Mes bons amis, l’heure est à la joie. Il faut festoyer avec enthousiasme. Car pendant que vous lisez cette page qui ne sert à rien, les gens travaillent, ils produisent, participent à la construction du Maroc moderne. Oui, Zakaria Boualem ne tient plus en place depuis qu’il est question d’allouer « 10 milliards de dirhams pour faire de Casablanca une capitale culturelle ». Répétons-le : il faut festoyer avec enthousiasme, célébrer cette annonce, ripailler en sacrifiant quelques animaux, c’est magnifique. Il faut le faire rapidement, car si vous attendez pour cela la réalisation concrète de ce beau programme, vous prenez le risque de festoyer depuis votre tombe. On nous annonce, tenez-vous bien, un palais des congrès, un parc d’expositions, un centre équestre, un aquarium, un beach club, un parc, un centre culturel, et, ô prodige, cinq musées : un musée d’art moderne, un musée de la mer, un autre de la résistance, un musée de la mode et du design et un dernier archéologique.

Paris et New York peuvent trembler, nous sommes lancés sur la voie de la culture à grande vitesse, nos petits-enfants déborderont d’activités, il faut juste tenir quelques années pour en profiter. Mais Zakaria Boualem s’inquiète : n’est-ce pas un peu trop, d’un seul coup ? Ne risquons-nous pas l’indigestion ? Considérons par exemple la situation culturelle d’un habitant de Zenata, délaissé pendant quelques siècles, quelle pourra être sa réaction à la vue d’un parc des expositions flambant neuf soudain érigé en son honneur ? La réhabilitation du zoo de Aïn Sebaâ, que peut-on en penser ? Le jour où l’on donnera à manger au lion qui dépérit, ne sera-t-il pas devenu végétarien entre-temps ? En d’autres termes, cette soudaine sollicitude n’est-elle pas un peu louche ? Comment peut-on faire rien, puis rien, ensuite moins que rien, et soudain tout ? D’où vient cette miraculeuse manne financière ? Autrement dit, si Zakaria Boualem salue la grandeur des ambitions, la noblesse du concept, il se pose des questions légitimes sur la méthode. Ne serait-il pas possible, par exemple, de donner à manger au lion tout de suite ? A Zenata, où l’activité culturelle la  plus courue consiste à compter les trous dans la chaussée, est-ce qu’on ne pourrait pas tout de suite ouvrir une maison de jeunes ? Elle doit même exister, c’est fort possible, elle doit être nue comme la mort, fermée aux jeunes, c’est juste une supposition, pour servir la démonstration, une vue de l’esprit en quelque sorte. Recruter deux ou trois profs de théâtre ou de hip-hop, de ping-pong ou de guitare, et dès demain matin, l’ouvrir aux jeunes du quartier ? Et puis, en parallèle, construire ce fabuleux parc des expositions, tranquille, et si on ne peut pas le voir de notre vivant, eh bien on aura eu le plaisir de l’imaginer et de l’attendre. C’est juste une opinion, hein, histoire de participer au débat, pas de quoi s’énerver si vous pensez que Zakaria Boualem est à côté de la plaque.

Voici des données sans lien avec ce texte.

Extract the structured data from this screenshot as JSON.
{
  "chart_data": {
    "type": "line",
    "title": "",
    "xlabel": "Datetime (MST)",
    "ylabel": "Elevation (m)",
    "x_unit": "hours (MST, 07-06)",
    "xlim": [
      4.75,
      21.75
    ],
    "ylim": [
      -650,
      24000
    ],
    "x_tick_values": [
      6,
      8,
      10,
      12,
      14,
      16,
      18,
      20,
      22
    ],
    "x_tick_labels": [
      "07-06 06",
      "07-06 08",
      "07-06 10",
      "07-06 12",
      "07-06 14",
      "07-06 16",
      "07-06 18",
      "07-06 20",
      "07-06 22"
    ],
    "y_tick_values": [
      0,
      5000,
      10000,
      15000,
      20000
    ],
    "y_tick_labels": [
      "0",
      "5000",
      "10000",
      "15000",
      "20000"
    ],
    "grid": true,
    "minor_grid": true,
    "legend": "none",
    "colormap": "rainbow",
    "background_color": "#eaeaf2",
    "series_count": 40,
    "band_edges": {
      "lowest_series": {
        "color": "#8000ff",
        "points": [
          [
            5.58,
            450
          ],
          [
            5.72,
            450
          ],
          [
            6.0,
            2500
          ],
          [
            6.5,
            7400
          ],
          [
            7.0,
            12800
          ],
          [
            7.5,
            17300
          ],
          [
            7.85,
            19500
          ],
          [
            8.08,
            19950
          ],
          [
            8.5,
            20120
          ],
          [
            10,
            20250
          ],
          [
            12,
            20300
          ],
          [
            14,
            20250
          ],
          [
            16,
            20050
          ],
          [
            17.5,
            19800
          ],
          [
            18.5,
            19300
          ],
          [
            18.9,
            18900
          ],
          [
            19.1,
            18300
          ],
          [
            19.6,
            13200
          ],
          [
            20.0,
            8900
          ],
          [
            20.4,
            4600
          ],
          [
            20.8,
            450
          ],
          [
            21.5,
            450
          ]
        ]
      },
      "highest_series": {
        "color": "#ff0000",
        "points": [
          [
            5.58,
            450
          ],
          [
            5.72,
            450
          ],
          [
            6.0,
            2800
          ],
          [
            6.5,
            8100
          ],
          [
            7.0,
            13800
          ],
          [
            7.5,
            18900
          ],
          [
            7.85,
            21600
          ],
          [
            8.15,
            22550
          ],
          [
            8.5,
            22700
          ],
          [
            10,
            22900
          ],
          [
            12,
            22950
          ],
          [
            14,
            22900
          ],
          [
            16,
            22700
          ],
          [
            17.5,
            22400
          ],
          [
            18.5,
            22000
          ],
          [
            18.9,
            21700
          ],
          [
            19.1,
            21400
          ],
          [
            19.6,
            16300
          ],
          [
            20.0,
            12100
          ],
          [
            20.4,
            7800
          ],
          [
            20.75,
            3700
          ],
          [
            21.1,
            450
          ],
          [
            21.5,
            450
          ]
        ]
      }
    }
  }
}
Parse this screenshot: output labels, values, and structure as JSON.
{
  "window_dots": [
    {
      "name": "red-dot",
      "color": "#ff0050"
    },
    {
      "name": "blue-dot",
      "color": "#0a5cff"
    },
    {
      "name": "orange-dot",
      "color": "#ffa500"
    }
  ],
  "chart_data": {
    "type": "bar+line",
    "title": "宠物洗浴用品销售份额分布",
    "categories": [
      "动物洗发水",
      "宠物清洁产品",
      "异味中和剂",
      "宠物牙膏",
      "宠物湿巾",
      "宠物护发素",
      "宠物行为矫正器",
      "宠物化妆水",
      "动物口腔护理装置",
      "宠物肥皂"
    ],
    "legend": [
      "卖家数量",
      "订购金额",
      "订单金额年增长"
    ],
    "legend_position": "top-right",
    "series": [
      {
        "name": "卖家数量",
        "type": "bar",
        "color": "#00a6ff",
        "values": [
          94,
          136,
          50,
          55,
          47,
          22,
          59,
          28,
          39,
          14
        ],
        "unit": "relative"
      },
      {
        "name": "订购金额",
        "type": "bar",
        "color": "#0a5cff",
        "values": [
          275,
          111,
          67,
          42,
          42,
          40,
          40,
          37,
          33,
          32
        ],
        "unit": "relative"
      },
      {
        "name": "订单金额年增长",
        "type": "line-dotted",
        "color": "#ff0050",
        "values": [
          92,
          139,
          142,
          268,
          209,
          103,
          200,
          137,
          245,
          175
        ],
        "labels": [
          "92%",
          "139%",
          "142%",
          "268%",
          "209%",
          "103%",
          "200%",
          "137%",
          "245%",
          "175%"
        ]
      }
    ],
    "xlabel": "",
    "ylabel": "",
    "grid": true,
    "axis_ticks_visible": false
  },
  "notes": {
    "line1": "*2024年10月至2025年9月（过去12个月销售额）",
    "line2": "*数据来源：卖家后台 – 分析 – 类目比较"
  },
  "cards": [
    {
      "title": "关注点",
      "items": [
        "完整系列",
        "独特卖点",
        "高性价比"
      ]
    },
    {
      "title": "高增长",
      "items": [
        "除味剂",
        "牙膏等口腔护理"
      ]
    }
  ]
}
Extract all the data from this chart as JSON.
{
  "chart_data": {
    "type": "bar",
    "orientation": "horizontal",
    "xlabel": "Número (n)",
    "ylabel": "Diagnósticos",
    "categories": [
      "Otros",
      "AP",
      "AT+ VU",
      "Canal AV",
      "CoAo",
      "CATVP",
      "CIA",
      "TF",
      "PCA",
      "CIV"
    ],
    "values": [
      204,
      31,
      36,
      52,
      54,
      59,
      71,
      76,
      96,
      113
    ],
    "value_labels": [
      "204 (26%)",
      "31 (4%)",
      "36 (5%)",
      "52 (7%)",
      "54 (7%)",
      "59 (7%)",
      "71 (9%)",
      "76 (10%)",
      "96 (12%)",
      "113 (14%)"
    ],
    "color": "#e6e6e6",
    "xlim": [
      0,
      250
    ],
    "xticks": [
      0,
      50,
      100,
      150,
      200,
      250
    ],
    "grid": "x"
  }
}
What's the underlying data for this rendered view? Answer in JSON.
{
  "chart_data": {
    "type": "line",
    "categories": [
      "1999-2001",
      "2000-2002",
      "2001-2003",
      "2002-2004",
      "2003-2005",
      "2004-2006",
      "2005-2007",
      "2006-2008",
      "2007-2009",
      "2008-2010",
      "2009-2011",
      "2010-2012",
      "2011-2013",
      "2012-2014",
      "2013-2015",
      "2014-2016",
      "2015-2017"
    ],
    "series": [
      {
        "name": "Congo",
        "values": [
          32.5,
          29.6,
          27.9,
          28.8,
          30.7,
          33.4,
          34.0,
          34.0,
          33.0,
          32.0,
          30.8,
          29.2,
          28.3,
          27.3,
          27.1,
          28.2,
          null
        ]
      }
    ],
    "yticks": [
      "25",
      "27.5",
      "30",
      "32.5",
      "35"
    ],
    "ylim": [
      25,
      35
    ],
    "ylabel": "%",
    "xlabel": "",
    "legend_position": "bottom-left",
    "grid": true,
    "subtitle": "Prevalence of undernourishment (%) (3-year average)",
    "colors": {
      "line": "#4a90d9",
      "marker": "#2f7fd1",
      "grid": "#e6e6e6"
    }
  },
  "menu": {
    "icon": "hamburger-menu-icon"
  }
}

Plutôt que de construire des stades de 40 000 places qui servent au foot et à l’athlétisme, qui seront vides 360 jours par an et qui ne verront jamais les pointes d’un coureur, en faire de plus petits, juste pour le foot, dans plus de villes. C’est philosophique, en fait. Faire tout de suite plein de petites choses qui sont utilisées à fond, avec les budgets pour les faire fonctionner, au lieu de choses grandioses, rares, pour dans très longtemps. C’est comme ça que Zakaria Boualem réfléchit, mais il n’est pas spécialiste, et il n’a jamais eu le plaisir d’avoir 10 milliards de dirhams à dépenser.

Impossible de terminer cette page guillerette sans un hommage à notre glorieux mountakhab qui, après avoir mené 3-0, a réussi l’invraisemblable exploit de perdre 4-3. C’est donc officiel : nous avons expérimenté toutes les formes de défaites possibles, aucun pare-choc émotionnel ne peut résister à la cruauté de ce scénario. Nous sommes maudits, Zakaria Boualem mène l’enquête, il croit savoir pourquoi. Et merci.